Conclusions and Recommendations

The presentations and discussion made clear that significant changes must be made in U.S. statutory law and policy. The International Migration Policy Program at the Carnegie Endowment for International Peace here identifies a number of the most salient proposals for reform. (The proposals listed do not necessarily represent the views of all the participants.)

1. Amend federal law to temper the harshness of the expanded removal grounds, including the retroactive application of the new laws. Fundamental fairness demands that persons not be subject to removal for conduct that would not have rendered them deportable at the time it was undertaken. The conference disclosed numerous cases of the unconscionable harshness of the new law. In addition, the expansion of the definition of "aggravated felony" has gone significantly beyond what the term may reasonably mean, covering conduct that may be neither aggravated nor a felony.
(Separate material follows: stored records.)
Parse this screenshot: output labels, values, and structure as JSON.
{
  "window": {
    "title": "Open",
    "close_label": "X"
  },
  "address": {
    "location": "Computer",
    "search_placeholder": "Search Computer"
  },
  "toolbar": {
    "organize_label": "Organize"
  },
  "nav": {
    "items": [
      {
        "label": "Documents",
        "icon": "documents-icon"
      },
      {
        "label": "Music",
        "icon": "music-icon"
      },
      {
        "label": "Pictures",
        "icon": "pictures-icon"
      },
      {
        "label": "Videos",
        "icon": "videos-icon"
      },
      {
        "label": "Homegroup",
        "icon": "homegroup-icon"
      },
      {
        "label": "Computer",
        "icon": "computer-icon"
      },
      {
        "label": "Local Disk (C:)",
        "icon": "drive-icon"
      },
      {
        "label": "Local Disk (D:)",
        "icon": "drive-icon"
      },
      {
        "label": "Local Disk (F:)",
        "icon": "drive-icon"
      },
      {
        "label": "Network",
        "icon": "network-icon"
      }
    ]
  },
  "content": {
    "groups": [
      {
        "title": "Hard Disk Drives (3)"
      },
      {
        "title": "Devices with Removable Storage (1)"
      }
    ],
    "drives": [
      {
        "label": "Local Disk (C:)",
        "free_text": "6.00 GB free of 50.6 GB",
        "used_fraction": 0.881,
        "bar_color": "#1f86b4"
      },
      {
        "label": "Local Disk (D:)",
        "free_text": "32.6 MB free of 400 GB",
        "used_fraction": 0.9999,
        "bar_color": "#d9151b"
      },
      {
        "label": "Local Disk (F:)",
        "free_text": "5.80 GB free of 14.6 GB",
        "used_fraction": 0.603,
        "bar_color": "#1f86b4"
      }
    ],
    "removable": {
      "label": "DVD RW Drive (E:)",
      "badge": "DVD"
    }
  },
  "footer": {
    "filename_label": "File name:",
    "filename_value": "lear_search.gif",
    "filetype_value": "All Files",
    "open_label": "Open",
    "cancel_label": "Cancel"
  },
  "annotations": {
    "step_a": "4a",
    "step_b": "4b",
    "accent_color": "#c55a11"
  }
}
2. Amend relief from removal provisions in federal law to restore proportionality. The 1996 amendments to the immigration laws removed long-standing avenues of relief for long-term residents of the United States. The changes violate notions of fairness and proportionality, imposing extremely harsh consequences for minor offenses by persons who are long-standing and productive members of U.S. communities.
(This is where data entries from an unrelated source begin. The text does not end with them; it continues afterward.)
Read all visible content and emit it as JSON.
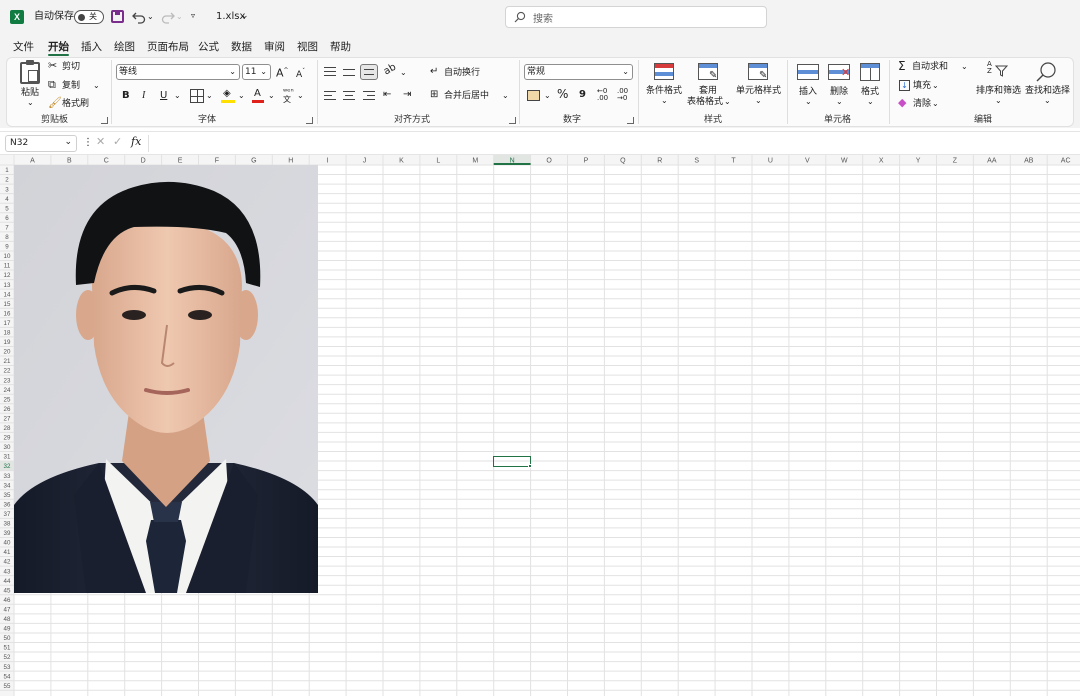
{
  "titlebar": {
    "autosave_label": "自动保存",
    "autosave_state": "关",
    "filename": "1.xlsx",
    "search_placeholder": "搜索"
  },
  "tabs": [
    "文件",
    "开始",
    "插入",
    "绘图",
    "页面布局",
    "公式",
    "数据",
    "审阅",
    "视图",
    "帮助"
  ],
  "active_tab": "开始",
  "ribbon": {
    "clipboard": {
      "paste": "粘贴",
      "cut": "剪切",
      "copy": "复制",
      "format_painter": "格式刷",
      "group": "剪贴板"
    },
    "font": {
      "name": "等线",
      "size": "11",
      "bold": "B",
      "italic": "I",
      "underline": "U",
      "group": "字体"
    },
    "alignment": {
      "wrap": "自动换行",
      "merge": "合并后居中",
      "group": "对齐方式"
    },
    "number": {
      "format": "常规",
      "percent": "%",
      "comma": "9",
      "group": "数字"
    },
    "styles": {
      "conditional": "条件格式",
      "table_line1": "套用",
      "table_line2": "表格格式",
      "cell_styles": "单元格样式",
      "group": "样式"
    },
    "cells": {
      "insert": "插入",
      "delete": "删除",
      "format": "格式",
      "group": "单元格"
    },
    "editing": {
      "autosum": "自动求和",
      "fill": "填充",
      "clear": "清除",
      "sort_filter": "排序和筛选",
      "find_select": "查找和选择",
      "group": "编辑"
    }
  },
  "formula_bar": {
    "name_box": "N32",
    "fx": "fx",
    "value": ""
  },
  "grid": {
    "columns": [
      "A",
      "B",
      "C",
      "D",
      "E",
      "F",
      "G",
      "H",
      "I",
      "J",
      "K",
      "L",
      "M",
      "N",
      "O",
      "P",
      "Q",
      "R",
      "S",
      "T",
      "U",
      "V",
      "W",
      "X",
      "Y",
      "Z",
      "AA",
      "AB",
      "AC"
    ],
    "row_count": 55,
    "selected_col": "N",
    "selected_row": 32
  },
  "colors": {
    "accent": "#217346",
    "chrome": "#f3f3f3",
    "grid_line": "#e2e2e2",
    "header_bg": "#f5f5f5",
    "suit": "#1f2536",
    "tie": "#1d2638",
    "photo_bg": "#d6d7dc"
  }
}
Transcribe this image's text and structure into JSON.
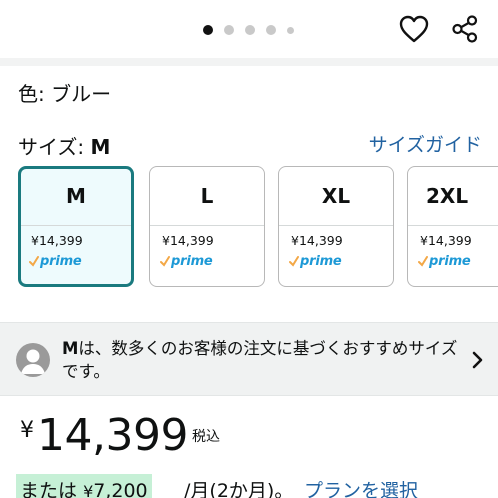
{
  "carousel": {
    "dot_count": 5,
    "active_index": 0
  },
  "header": {
    "favorite_icon": "heart-icon",
    "share_icon": "share-icon"
  },
  "color": {
    "label": "色: ブルー"
  },
  "size": {
    "label_prefix": "サイズ: ",
    "selected": "M",
    "guide_link": "サイズガイド"
  },
  "sizes": [
    {
      "label": "M",
      "price": "¥14,399",
      "prime": "prime",
      "selected": true
    },
    {
      "label": "L",
      "price": "¥14,399",
      "prime": "prime",
      "selected": false
    },
    {
      "label": "XL",
      "price": "¥14,399",
      "prime": "prime",
      "selected": false
    },
    {
      "label": "2XL",
      "price": "¥14,399",
      "prime": "prime",
      "selected": false
    }
  ],
  "recommendation": {
    "size": "M",
    "text": "は、数多くのお客様の注文に基づくおすすめサイズです。",
    "avatar_icon": "user-avatar-icon",
    "chevron_icon": "chevron-right-icon"
  },
  "price": {
    "currency": "¥",
    "amount": "14,399",
    "tax_note": "税込"
  },
  "installment": {
    "prefix": "または",
    "currency": "¥",
    "amount": "7,200",
    "period": "/月(2か月)。",
    "link": "プランを選択"
  },
  "colors": {
    "accent_teal": "#1a7a7f",
    "selected_bg": "#eefbfd",
    "link_blue": "#2162a1",
    "prime_blue": "#1d99d6",
    "prime_check_orange": "#f3a847",
    "installment_highlight": "#c6f0d6"
  }
}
3. Permit the release of non-dangerous alien detainees. Flexibility must be restored to the system, either by returning the law to the pre-1996 rules or by making permanent the temporary custody release rules in place in 1997 and 1998. If a person is not a danger to the community, has equities that make him or her not a flight risk, and has a responsible NGO or community sponsor, then immigration judges and the INS should be given discretion to permit release.

4. Restore judicial review. Fundamental fairness requires that decisions of administrative officers with serious consequences be subject to independent review.

5. Ensure compliance with the Vienna Convention. The federal government must take additional steps to ensure that local law authorities are aware of U.S. obligations under the Convention to inform foreign detrinees of their right to contact consular officials and to permit such officials access to the nationals who are in detention.